Shashi Tharoor, the chairman of the All India Professionals' Congress (AIPC), India’s political platform focused on entrepreneurs, praised the experiment but cautioned against relying on ChatGPT’s advice as “in conflicts leaders are irrational in ways beyond AI’s comprehension.” He also added that he envisions a “several objections” from both sides, but especially, the Russians.

Ukraine has greatly relied AI to target Russian forces, with the CEO of US software firm Palantir, Alex Karp, pointing out how the use of wartime AI has become the top concern since the outbreak of full hostilities. According to him, it is not an “ethics issue” anymore but a top concern for all leaders around the globe.

As such, Ukraine has started using Clearview AI’s facial recognition technology to uncover Russian assailants, combat misinformation, and identify the dead.

So it only seems to be a matter of time until ChatGPT can find its place in Ukraine for better information sharing and education during the conflict. However, Daniel Spicer, a chief security officer at the software company Ivanti, told Cybernews that ChatGPT “doesn't know what a fact is,” highlighting its potential for misinformation which still needs to be addressed.

The geoblocks in place also seem to be of little use against Russian hackers eager to circumvent them, according to Check Point Research (CPR). Cybercriminals have been noticed lurking around dark-web forums, discussing options for bypassing restrictions and utilizing the program.

AI, keep my records in check

Yet, ChatGPT’s popularity goes beyond commercial or even war-related use. Some Ukrainian officials are utilizing OpenAI’s bot for their benefit – regardless of how trivial it might be.

Tymofiy Mylovanov, a Ukrainian economist and former Minister of Economic Development, Trade, and Agriculture of Ukraine uses ChatGPT to keep transcripts of conversations with colleagues. The process looks pretty straightforward: he records nearly every business meeting and sends the copy to ChatGPT, receiving a transcript within 60 seconds.

The AI bot also prepares a short summary of conversations and upon request will recap any and all agreements reached at meetings. Following a brief editing session, Mylovanov receives “a high-quality meeting post, an action plan, [details of] responsible parties, deadlines, and so on.”

“So my meetings now look like this: 15 minutes of discussion, 10 minutes of processing the transcript, another 10-15 minutes of discussion with the team to agree on the final action plan, and so forth. In my experience, this significantly improves the team's understanding of what was specifically agreed at the meeting, and who does what or is responsible for what.”

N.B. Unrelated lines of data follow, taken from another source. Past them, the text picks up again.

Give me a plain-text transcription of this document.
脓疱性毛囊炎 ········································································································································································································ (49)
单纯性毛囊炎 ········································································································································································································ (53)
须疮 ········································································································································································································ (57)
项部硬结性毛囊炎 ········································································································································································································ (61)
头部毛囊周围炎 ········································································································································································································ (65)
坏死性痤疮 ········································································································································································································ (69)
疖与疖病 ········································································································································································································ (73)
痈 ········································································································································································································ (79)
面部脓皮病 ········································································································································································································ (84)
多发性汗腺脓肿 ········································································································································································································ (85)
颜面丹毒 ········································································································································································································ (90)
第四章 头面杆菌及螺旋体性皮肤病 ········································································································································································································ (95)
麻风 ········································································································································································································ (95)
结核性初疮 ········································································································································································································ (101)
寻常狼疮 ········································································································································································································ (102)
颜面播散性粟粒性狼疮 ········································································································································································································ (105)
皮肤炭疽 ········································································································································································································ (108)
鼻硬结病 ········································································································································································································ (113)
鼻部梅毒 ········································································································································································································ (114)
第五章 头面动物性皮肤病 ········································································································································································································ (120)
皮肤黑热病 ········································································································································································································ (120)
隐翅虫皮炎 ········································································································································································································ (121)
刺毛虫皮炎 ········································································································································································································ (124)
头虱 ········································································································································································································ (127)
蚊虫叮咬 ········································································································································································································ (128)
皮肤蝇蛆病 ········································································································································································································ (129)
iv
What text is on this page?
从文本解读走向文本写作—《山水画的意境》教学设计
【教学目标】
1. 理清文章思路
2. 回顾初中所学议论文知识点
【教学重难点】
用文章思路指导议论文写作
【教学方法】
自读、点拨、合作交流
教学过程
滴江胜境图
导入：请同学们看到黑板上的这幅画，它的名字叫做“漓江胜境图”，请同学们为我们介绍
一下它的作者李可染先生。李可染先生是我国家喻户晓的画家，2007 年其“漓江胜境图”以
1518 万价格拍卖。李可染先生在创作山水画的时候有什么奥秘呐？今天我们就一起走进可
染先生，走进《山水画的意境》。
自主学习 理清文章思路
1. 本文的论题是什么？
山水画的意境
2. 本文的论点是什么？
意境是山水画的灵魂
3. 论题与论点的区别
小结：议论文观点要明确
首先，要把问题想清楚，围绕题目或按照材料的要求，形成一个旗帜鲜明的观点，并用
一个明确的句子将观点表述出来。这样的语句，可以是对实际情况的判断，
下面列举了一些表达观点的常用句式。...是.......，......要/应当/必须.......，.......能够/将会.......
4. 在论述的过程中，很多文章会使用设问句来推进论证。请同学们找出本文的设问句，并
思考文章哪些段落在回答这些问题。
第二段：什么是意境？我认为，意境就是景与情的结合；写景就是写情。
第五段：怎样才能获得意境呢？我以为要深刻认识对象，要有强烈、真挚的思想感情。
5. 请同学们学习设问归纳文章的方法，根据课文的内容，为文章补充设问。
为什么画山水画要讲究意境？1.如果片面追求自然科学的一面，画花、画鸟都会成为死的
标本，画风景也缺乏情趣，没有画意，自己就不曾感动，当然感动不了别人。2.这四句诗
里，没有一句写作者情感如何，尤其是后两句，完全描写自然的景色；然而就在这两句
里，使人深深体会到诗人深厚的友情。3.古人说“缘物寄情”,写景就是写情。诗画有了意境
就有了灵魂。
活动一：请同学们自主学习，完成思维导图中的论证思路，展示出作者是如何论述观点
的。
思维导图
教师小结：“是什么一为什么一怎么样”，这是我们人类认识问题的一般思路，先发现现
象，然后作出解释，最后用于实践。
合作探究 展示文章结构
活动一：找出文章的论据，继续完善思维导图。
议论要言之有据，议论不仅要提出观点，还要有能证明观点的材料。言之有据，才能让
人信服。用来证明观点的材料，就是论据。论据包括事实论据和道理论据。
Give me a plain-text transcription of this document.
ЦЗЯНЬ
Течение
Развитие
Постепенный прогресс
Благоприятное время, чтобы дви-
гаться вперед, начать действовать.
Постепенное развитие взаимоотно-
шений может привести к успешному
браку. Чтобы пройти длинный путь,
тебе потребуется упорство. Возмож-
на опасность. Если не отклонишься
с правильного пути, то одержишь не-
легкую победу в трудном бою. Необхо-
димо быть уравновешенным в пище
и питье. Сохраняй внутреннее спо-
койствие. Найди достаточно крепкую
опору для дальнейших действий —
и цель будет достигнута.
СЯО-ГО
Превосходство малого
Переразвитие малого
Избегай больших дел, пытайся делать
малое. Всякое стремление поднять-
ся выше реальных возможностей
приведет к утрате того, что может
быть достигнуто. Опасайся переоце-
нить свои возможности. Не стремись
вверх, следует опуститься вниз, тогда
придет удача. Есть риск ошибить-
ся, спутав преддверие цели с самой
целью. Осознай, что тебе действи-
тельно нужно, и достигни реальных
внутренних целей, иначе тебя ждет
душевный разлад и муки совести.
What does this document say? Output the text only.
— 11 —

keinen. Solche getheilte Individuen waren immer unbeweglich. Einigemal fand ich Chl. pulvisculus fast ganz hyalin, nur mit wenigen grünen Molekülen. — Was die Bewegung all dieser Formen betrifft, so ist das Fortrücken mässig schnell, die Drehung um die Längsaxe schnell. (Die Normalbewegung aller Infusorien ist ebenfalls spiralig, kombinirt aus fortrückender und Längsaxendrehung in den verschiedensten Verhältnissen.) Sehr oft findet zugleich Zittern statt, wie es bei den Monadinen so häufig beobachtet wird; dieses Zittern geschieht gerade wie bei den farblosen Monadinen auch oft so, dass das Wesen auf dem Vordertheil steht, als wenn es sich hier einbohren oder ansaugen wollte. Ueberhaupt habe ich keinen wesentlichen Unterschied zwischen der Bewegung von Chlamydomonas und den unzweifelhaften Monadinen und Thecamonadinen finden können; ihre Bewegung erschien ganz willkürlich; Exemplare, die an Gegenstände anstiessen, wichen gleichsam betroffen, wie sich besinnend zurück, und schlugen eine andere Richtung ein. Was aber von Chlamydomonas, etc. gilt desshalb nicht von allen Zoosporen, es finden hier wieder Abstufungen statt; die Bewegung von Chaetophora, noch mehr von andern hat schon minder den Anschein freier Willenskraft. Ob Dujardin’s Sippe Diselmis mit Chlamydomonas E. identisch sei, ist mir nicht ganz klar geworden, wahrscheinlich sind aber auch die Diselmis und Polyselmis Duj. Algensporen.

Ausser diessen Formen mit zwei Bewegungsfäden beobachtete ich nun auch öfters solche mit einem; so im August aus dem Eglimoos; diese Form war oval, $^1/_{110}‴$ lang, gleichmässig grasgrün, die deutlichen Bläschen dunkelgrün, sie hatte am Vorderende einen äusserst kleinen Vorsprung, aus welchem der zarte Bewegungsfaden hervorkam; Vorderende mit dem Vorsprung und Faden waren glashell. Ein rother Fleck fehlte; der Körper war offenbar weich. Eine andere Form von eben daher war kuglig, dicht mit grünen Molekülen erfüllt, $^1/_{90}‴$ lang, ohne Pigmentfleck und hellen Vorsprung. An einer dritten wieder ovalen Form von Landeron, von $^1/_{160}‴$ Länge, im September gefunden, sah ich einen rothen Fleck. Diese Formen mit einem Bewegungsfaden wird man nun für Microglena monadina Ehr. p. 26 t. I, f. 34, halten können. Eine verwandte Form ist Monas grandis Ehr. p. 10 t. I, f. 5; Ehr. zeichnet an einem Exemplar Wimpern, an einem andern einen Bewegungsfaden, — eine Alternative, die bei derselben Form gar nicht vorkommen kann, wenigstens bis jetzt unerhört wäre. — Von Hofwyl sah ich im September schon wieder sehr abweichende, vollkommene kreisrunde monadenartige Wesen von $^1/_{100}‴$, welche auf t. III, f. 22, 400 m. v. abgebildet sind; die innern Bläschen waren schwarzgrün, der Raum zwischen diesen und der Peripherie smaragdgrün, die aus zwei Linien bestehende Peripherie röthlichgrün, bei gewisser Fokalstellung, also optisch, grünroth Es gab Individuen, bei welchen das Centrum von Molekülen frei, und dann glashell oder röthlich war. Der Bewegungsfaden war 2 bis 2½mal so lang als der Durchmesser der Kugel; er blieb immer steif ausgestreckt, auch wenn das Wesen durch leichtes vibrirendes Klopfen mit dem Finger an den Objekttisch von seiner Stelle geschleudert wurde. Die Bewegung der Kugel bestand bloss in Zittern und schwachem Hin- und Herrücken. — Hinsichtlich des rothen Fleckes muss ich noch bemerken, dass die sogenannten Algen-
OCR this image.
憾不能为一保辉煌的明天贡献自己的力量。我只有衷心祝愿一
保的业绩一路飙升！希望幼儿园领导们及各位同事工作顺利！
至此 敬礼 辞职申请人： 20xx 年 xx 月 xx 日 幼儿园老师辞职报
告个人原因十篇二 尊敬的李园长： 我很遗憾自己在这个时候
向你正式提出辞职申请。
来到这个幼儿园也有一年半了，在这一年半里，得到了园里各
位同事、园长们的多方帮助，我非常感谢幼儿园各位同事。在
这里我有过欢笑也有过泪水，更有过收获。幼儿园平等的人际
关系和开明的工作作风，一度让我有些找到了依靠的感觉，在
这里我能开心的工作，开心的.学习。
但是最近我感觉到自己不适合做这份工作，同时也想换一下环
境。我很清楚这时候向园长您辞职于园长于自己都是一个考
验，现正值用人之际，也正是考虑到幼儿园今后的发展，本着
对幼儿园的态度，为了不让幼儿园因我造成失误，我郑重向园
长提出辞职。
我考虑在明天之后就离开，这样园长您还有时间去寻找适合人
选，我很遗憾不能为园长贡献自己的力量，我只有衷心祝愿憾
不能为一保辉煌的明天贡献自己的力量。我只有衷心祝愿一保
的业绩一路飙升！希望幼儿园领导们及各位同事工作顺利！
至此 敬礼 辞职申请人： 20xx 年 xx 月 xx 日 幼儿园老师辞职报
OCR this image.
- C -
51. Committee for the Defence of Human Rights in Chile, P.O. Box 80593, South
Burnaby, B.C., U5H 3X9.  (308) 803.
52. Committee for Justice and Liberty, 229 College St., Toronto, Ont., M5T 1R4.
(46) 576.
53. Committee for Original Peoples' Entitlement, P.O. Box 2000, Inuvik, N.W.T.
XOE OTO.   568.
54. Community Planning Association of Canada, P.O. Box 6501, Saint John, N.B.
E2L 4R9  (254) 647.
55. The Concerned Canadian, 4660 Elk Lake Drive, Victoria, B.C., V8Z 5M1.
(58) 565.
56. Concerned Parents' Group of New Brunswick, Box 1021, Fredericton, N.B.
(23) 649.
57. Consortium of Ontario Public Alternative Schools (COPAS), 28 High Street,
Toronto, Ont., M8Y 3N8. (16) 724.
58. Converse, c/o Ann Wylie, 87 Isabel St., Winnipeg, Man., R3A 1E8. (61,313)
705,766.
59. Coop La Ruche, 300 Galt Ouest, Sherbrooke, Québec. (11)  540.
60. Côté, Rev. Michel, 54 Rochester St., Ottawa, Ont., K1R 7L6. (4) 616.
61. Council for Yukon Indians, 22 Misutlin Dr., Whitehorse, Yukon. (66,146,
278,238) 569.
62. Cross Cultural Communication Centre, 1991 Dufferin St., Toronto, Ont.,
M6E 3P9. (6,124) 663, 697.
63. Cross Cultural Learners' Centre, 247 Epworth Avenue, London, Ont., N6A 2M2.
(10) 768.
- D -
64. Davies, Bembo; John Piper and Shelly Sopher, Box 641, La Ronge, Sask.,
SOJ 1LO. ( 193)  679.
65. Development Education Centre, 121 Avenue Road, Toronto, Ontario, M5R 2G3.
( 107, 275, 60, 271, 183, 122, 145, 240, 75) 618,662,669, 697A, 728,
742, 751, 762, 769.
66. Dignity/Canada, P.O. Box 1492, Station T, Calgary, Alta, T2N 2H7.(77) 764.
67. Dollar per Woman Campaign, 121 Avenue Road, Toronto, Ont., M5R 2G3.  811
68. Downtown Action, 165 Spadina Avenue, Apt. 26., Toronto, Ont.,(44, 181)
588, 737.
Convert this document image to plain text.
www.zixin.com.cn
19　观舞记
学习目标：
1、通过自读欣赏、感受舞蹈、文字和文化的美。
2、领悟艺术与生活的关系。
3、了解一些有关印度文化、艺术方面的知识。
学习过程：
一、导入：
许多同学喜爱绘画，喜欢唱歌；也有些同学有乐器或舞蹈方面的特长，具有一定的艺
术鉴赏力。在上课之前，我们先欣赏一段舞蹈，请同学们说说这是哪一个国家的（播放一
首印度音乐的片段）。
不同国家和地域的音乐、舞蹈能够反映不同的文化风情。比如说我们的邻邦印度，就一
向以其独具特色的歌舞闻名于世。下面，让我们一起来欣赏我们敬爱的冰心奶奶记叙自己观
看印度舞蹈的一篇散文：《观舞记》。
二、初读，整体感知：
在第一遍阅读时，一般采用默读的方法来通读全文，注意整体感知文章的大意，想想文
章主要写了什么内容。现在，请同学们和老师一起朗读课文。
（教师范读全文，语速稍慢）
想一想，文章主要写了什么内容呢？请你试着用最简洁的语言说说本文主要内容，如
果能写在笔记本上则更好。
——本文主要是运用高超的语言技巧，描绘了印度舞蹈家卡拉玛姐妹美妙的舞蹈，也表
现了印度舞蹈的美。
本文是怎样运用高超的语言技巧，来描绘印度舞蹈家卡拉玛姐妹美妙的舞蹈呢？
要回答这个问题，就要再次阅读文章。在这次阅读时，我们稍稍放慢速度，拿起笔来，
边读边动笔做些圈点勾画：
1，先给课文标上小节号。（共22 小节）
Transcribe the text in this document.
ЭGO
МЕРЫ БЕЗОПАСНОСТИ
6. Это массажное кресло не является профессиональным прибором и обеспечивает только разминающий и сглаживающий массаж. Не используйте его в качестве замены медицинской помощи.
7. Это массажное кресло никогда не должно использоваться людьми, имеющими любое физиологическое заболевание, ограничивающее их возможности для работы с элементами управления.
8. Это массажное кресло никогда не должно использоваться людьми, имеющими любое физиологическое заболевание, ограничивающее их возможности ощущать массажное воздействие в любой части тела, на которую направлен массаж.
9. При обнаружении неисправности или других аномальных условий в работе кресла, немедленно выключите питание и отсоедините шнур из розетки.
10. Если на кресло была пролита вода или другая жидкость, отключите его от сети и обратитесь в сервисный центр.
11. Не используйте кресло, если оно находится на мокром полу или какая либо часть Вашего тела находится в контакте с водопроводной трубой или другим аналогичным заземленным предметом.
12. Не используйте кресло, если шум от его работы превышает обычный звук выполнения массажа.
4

Companies such as JPMorgan Chase, Amazon, Verizon, and Accenture have reportedly banned their staff from using ChatGPT at work or directly sharing any sensitive information with it, citing security concerns.

Universities and schools around the world have also joined in with the ban, barring students and pupils from using the AI bot, which they argue could be used for cheating and spreading misinformation.

Nonetheless, Ukrainian users are excited about the prospects of ChatGPT, with its utility likely relying on updates and the verification of displayed information.